Последний леший - Купцов Василий. Страница 59

— Идти вам на север, строго по Северной звезде, идти день, не меньше, пока не увидите странного леса, — седой ведун переводил взгляд с одного богатыря на другого, как бы в последний раз испытывая их, — нет в том лесу ни берез, ни осин, даже на опушке нет. Одни старые ели. И птицы там не поют. Как пойдете в тот лес, да почуете, что земля под уклон идет, так под тот уклон и путь держите. Хоть и будете вниз идти, болот все равно не будет, все по сухому, и даже мхов там нет, одни лишайники. А потом, еще ниже, будут стоять деревья уж мертвые, а потом и лишайников не станет, одни голые стволы… А вы еще пройдете, нет, дальше пусть только те, кому очень нужно пойдут — так вот, у самого того места будут деревья уже окаменелые, и будет потом яма преогромная, черная и опасная. Опасная потому, что вся она черным стеклом покрыта, ровна и поката, да не за что уцепиться, поскользнешься — и соскользнешь, да прямо в ту черную воду, что родником в центре ямы пробивается. То — и есть Мертвая вода…

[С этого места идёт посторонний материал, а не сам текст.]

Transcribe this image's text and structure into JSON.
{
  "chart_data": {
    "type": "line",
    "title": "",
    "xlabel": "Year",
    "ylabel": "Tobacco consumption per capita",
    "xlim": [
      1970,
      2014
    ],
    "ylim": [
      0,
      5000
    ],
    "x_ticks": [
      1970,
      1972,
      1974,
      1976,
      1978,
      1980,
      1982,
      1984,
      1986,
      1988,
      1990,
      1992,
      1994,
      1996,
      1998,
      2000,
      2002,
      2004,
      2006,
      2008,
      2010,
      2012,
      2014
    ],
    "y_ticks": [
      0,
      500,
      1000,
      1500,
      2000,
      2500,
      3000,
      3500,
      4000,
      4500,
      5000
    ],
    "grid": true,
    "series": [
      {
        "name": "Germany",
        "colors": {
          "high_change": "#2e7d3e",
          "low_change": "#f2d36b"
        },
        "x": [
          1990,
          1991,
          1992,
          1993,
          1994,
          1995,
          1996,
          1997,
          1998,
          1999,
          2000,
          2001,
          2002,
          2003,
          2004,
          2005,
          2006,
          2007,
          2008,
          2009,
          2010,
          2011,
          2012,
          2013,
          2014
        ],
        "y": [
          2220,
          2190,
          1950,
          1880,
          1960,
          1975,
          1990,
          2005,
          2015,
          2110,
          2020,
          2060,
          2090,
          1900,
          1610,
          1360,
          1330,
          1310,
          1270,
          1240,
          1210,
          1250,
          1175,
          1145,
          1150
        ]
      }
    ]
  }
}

Размеренная торжественная речь привела богатырей в какое-то странное состояние, близкое к оцепенению. На Нойдака это не очень подействовало, но он был занят своими мыслями и тоже, как и богатыри, не заметил, как и куда ушел старик. Вроде был — и не стало. Но исчез не с громким хлопком, как исчезали могущественные маги, переносясь в другие места. И не бесстыдно растаял в воздухе, как никого не боящееся божество. Нет, вроде просто ушел, но и следов не оставил…

* * *

— Строго на север, всего один день пути, — богатыри держали совет…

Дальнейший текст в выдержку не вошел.